Nella stupenda falegnameria insonorizzata al piano di sotto INTANTO il FUOCO scintillava su legno, legno, legno e ancora legno; c'erano strisce rosse. Harold corse su nella Stanza n. 3. Senza pensare a quello che stavo facendo, scavalcai all'istante il davanzale della finestra protendendomi nell'aria elastica e, non provando altro che la vaga sensazione di essere a piedi nudi (anche se avevo le scarpe), con lentezza, in modo del tutto naturale, avanzai. All'improvviso, però, un silenzio strano, assordante mi portò fuori da quel sogno a occhi aperti e vidi sotto di me, come pallide margherite, le facce volte all'insù: osservavano l'Uomo a pendolo - nessuno di quelli in strada che guardano in su e urlano «No» e «Aspetta» riesce a capire il salto.

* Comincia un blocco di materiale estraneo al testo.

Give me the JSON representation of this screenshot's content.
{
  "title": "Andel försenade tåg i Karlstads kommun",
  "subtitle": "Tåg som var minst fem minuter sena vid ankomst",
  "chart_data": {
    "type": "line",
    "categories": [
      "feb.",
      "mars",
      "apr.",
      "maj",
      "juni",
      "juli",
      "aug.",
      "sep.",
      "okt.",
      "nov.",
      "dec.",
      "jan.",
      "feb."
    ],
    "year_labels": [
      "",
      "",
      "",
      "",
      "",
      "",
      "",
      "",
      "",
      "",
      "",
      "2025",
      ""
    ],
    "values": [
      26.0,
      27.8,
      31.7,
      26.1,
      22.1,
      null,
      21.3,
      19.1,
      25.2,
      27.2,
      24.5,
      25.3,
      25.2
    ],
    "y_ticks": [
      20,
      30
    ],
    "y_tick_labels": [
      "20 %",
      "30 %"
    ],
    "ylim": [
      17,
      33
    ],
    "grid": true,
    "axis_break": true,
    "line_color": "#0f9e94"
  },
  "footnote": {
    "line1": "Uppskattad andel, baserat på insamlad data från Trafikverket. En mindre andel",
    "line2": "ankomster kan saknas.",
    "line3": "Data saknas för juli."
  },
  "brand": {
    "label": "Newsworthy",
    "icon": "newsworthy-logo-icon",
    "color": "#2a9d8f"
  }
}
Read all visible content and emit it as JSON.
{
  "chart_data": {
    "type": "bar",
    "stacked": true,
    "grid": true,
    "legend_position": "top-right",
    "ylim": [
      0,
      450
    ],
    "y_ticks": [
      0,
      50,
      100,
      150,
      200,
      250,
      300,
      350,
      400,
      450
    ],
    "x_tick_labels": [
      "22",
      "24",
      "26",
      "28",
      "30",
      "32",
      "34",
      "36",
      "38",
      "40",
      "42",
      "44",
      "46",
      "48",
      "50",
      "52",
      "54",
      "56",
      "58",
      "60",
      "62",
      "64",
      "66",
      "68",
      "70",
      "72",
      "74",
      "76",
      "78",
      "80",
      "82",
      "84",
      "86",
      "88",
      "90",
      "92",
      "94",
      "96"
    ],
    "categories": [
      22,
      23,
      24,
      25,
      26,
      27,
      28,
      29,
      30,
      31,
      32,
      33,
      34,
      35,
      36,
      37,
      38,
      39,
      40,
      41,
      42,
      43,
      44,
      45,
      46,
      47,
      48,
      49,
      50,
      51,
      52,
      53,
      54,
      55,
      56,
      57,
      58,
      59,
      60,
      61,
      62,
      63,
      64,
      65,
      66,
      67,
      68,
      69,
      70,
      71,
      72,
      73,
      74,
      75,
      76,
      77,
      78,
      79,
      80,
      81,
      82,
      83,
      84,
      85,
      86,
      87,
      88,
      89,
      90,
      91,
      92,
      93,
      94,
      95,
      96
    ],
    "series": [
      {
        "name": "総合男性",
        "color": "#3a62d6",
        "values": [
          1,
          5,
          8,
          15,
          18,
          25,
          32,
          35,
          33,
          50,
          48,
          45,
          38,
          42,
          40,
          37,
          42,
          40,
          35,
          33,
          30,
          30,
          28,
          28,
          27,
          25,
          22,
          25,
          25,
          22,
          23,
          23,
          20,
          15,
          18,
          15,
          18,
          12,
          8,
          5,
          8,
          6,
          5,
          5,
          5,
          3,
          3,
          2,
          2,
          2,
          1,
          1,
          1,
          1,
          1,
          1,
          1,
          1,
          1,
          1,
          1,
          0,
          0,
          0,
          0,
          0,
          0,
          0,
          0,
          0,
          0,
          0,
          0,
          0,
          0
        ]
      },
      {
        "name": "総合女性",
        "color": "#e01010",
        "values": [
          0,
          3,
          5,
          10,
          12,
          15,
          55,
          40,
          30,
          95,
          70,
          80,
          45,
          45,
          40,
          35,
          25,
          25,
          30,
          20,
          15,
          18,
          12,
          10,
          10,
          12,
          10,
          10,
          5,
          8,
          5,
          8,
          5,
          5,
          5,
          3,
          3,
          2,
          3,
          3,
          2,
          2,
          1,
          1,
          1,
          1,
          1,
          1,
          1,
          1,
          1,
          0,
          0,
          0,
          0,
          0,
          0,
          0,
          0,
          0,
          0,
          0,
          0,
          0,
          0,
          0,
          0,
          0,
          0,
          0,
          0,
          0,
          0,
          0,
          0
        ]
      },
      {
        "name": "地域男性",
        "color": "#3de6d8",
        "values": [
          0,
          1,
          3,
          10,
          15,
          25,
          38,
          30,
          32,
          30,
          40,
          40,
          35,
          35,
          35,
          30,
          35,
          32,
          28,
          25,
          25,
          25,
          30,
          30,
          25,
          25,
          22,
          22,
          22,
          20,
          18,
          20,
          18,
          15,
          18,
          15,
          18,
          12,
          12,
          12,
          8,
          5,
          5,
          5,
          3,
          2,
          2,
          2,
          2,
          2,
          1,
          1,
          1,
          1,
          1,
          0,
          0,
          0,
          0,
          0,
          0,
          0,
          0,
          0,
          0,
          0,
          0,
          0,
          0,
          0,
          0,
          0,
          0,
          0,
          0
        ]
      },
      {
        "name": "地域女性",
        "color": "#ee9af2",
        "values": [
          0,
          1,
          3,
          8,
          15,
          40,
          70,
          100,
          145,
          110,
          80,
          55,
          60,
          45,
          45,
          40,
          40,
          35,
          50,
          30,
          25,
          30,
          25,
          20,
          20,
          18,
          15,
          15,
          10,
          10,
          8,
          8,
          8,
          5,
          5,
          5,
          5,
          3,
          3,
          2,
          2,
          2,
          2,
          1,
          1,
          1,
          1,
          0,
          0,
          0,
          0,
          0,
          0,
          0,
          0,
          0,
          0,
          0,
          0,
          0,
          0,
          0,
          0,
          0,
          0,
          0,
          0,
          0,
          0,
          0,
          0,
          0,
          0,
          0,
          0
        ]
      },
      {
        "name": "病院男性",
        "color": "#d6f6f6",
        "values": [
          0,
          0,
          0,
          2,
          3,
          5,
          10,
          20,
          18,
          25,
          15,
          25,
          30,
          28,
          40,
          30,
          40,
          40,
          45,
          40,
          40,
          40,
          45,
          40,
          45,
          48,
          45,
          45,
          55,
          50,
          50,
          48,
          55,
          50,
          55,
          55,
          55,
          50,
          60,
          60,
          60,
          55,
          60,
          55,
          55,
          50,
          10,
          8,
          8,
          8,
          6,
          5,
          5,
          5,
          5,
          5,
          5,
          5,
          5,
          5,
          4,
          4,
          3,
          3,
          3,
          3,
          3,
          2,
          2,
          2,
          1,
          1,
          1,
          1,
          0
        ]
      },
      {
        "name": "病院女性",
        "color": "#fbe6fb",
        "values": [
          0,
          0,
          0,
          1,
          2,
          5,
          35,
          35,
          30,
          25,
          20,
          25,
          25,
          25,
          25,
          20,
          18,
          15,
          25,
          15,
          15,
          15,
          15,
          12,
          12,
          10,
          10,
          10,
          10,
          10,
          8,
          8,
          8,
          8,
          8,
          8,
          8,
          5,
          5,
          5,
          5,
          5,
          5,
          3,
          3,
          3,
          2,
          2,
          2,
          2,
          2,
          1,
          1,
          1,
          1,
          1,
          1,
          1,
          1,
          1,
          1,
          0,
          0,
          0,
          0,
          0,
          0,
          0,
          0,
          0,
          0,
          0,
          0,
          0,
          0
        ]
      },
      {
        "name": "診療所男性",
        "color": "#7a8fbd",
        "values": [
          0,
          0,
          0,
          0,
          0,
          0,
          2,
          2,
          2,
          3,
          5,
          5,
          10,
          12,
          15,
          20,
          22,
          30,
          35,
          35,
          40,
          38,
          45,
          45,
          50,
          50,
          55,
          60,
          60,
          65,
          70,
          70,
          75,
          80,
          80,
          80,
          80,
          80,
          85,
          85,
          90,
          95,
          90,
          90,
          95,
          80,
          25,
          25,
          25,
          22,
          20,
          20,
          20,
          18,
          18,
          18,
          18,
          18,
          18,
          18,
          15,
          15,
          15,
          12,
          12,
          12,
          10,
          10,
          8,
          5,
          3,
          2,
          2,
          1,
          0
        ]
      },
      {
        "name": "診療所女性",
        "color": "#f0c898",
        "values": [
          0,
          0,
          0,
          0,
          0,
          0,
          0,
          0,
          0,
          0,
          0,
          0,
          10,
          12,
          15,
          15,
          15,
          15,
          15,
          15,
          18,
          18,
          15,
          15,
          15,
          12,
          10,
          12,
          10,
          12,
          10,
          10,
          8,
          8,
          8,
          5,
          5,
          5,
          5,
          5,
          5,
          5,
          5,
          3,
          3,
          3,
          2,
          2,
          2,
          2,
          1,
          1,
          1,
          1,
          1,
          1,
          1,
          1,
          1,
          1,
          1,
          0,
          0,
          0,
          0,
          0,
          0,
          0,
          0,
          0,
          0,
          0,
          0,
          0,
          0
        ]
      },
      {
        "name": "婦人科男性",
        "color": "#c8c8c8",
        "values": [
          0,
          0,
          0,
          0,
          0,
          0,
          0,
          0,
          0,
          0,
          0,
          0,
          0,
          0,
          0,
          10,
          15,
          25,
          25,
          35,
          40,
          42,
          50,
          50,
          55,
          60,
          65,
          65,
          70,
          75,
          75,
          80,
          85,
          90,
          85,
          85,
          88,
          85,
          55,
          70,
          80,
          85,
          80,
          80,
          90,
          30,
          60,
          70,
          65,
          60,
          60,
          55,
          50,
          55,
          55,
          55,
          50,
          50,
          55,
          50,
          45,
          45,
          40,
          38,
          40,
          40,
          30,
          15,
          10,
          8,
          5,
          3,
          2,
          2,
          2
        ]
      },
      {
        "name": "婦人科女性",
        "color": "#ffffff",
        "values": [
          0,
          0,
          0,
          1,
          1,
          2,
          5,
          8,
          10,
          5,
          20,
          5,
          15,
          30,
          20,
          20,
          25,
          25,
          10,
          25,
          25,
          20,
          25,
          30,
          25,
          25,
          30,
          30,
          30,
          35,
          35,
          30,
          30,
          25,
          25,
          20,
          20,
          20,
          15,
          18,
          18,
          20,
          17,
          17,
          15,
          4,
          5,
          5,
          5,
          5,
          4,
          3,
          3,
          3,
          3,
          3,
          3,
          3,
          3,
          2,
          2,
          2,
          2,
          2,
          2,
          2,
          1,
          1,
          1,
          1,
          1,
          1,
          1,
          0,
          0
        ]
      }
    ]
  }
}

Ora Harold, dal suo punto di vista così in alto, riUSCIVA a osservare intere zone; I SUOI occhi di lince nel localizzare gli altri, che individuaVA infallibilmente nella palude umana, vedeVANO com'era fatto il mondo: un'unica immensa sepoltura salata.
Quanto sono sciocchi gli uomini, pensÒ dimenticando il proprio sdegno: un salto, e sarebbero salvi. ADESSO il calore delle fiamme sferza i loro volti e quando i getti d'acqua dei pompieri raggiungono il fuoco le vampate gialle strinano anche i loro occhi.
L'arrugginita scala antincendio del palazzo sarebbe venuta giù, si sarebbe staccata dagli ormeggi e sarebbe piombata nella strada, se qualcuno vi avesse messo un piede sopra: una scala di sicurezza la cui funzione non consisteva nel salvare delle vite in caso di incendio, ma nello stare lì appesa, inutilmente, a testimoniare l'immensa solitudine nella vita degli esseri umani. Sulla scala il tuo peso reale.
Harold alle sue spalle avvertIVA l'interno cavernoso dell'edificio, le sue marce pavimentazioni misurate in acri, le tegole che si sfaldaVAno sulla parte inferiore dei maestosi soffitti. SentIVA odore di bruciato. RimaSE sull'orlo del salto contando Uno... due... tre; divampava e ardeva come l'ncendio. Avevo trascritto il grafico della discesa di più di un suicida eterno, ne avevo svolto la linea sinuosa con fredda competenza, perché, se precipito in un abisso, a capofitto, con la testa in giù e i piedi in su. Bisogna scegliere tra il fuoco e la caduta. L'adoratore del fuoco ha più carattere, l'altro più cuore. Tutt'e due sono giustificabili, tutt'e due compiono il loro dovere fino all'ultimo.
Avanti, tuffati!, esclamò Harold, ansimando affannosamente.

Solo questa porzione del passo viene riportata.